Back emf of DC Motor

BACK EMF

In a DC motor when the armature rotates, the conductors cut the lines of force of magnet field, so that an emf is induced in the armature. This induced emf acts in opposition to the current in the machine and the applied voltage so this emf is called back emf or counter emf. According to lenz's law, the direction of the back emf opposes the supply voltage the back emf is calculated from the equation of induced emf in the generator.

E_b = $ZNP / 60A

Where

ϕ - flux/pole in wb

P - Number of poles

Z - Total number of conductors in the armature

N - Speed in rpm

A - No of parallel paths

The equivalent circuit of a motor is shown in fig 3.25. Here, the armature circuit is equivalent to a source of emf E_b, in series with a resistance R_a and a DC supply is applied across, series connection of R_a and E_b. The voltage equation is

V = E_b + I_aR_a

From the above voltage equation

Armature current I_a = V – E_b / R_a

Where

V - Applied voltage

E_b - Back emf

I_a - Armature current

R_a - Armature resistance

V - E_b - Net voltage in the armature circuit

 (i) If the motor speed is high, back emf E_b is large and armature current is small.
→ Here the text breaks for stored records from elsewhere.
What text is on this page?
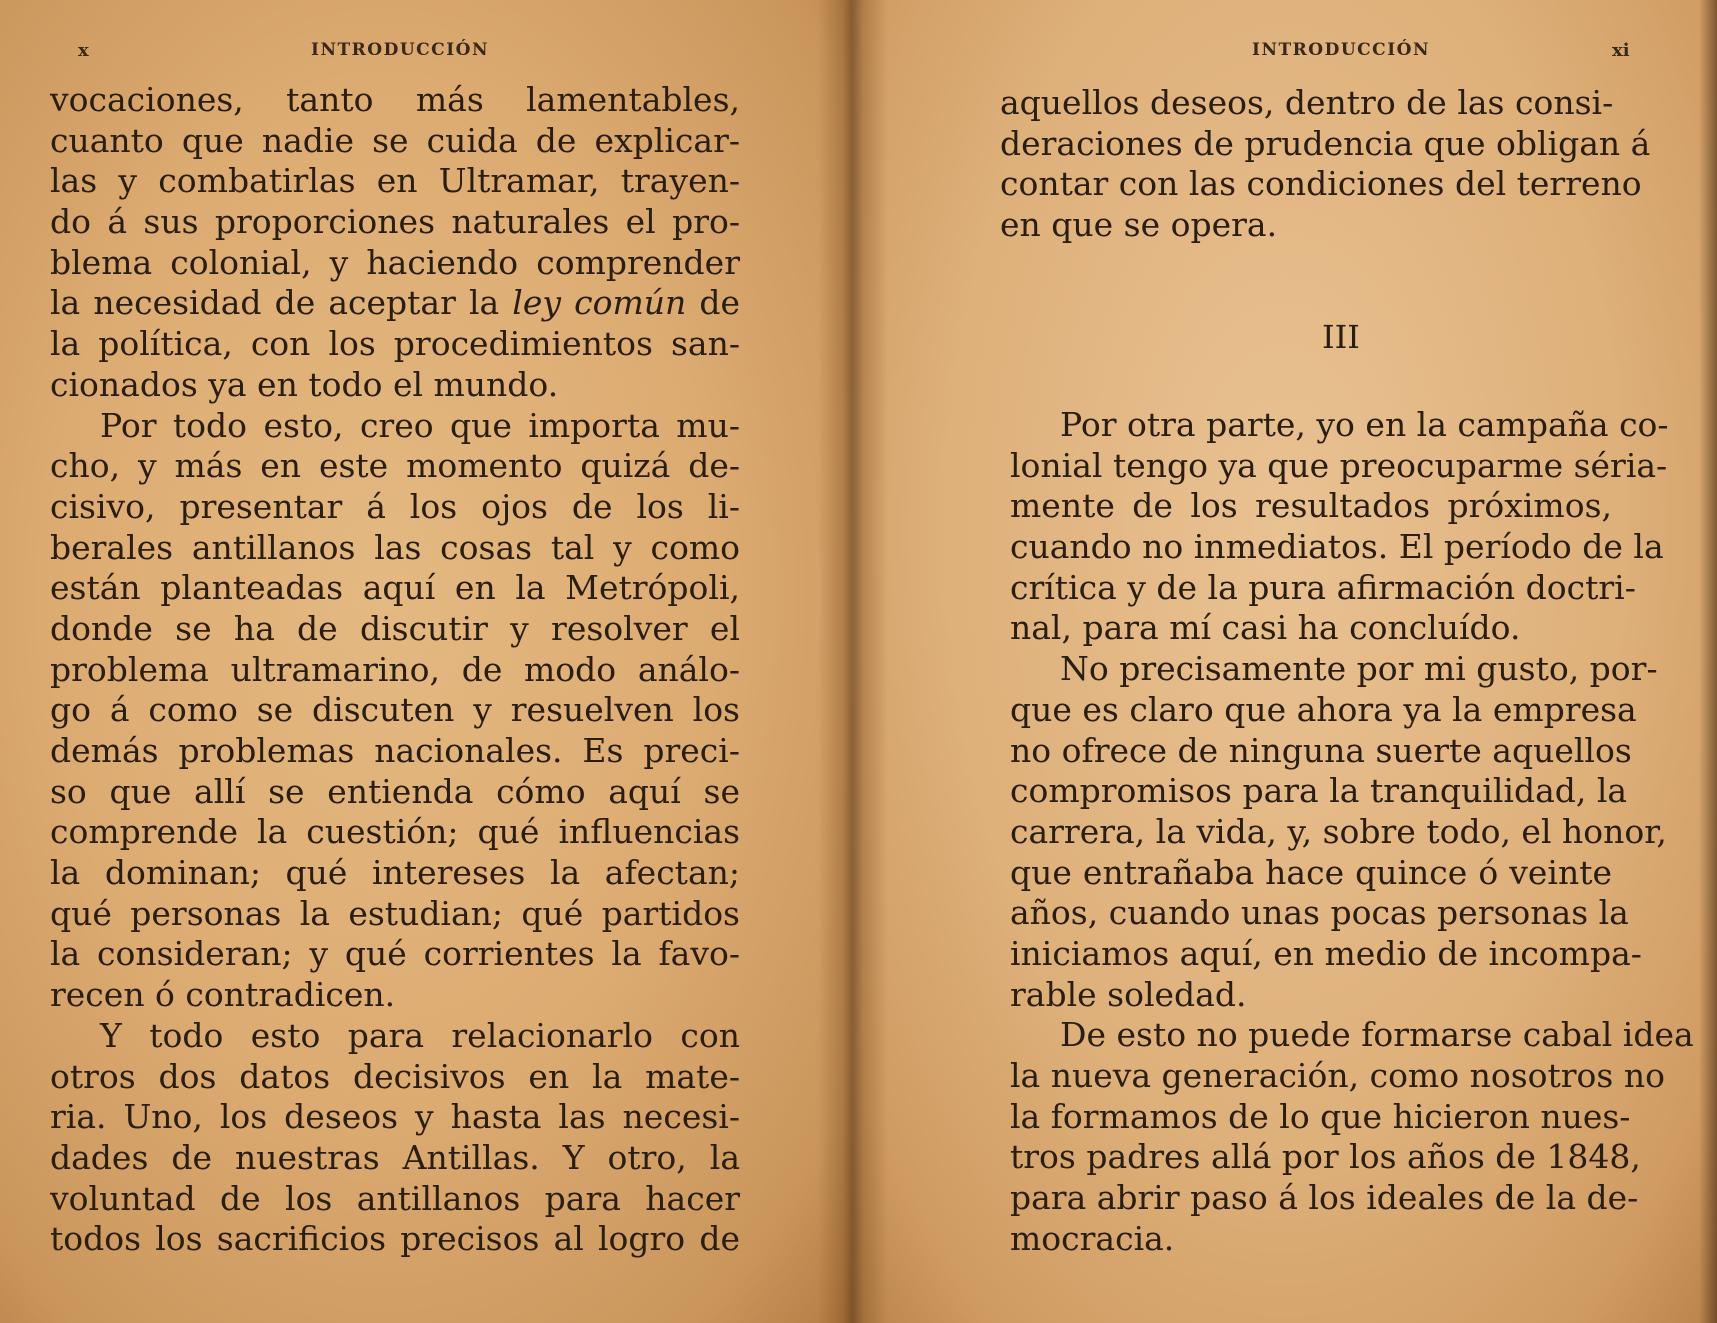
x	INTRODUCCIÓN
vocaciones, tanto más lamentables,
cuanto que nadie se cuida de explicar-
las y combatirlas en Ultramar, trayen-
do á sus proporciones naturales el pro-
blema colonial, y haciendo comprender
la necesidad de aceptar la ley común de
la política, con los procedimientos san-
cionados ya en todo el mundo.
Por todo esto, creo que importa mu-
cho, y más en este momento quizá de-
cisivo, presentar á los ojos de los li-
berales antillanos las cosas tal y como
están planteadas aquí en la Metrópoli,
donde se ha de discutir y resolver el
problema ultramarino, de modo análo-
go á como se discuten y resuelven los
demás problemas nacionales. Es preci-
so que allí se entienda cómo aquí se
comprende la cuestión; qué influencias
la dominan; qué intereses la afectan;
qué personas la estudian; qué partidos
la consideran; y qué corrientes la favo-
recen ó contradicen.
Y todo esto para relacionarlo con
otros dos datos decisivos en la mate-
ria. Uno, los deseos y hasta las necesi-
dades de nuestras Antillas. Y otro, la
voluntad de los antillanos para hacer
todos los sacrificios precisos al logro de
INTRODUCCIÓN	xi
aquellos deseos, dentro de las consi-
deraciones de prudencia que obligan á
contar con las condiciones del terreno
en que se opera.
III
Por otra parte, yo en la campaña co-
lonial tengo ya que preocuparme séria-
mente de los resultados próximos,
cuando no inmediatos. El período de la
crítica y de la pura afirmación doctri-
nal, para mí casi ha concluído.
No precisamente por mi gusto, por-
que es claro que ahora ya la empresa
no ofrece de ninguna suerte aquellos
compromisos para la tranquilidad, la
carrera, la vida, y, sobre todo, el honor,
que entrañaba hace quince ó veinte
años, cuando unas pocas personas la
iniciamos aquí, en medio de incompa-
rable soledad.
De esto no puede formarse cabal idea
la nueva generación, como nosotros no
la formamos de lo que hicieron nues-
tros padres allá por los años de 1848,
para abrir paso á los ideales de la de-
mocracia.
(ii) If the motor speed is low, back emf E_b will be less and armature current is more.

Example: 7

A 4 pole DC motor takes an armature current of 150 A at 440 V. If its armature circuit has a resistance of 0.15Ω. What will be the back emf at this load?

Voltage equation of DC motor is

V = E_b + I_aR_a

E_b = V - I_aR_a = 440-(150 × 0.15)

= 440 - 22.5

E = 417.5 V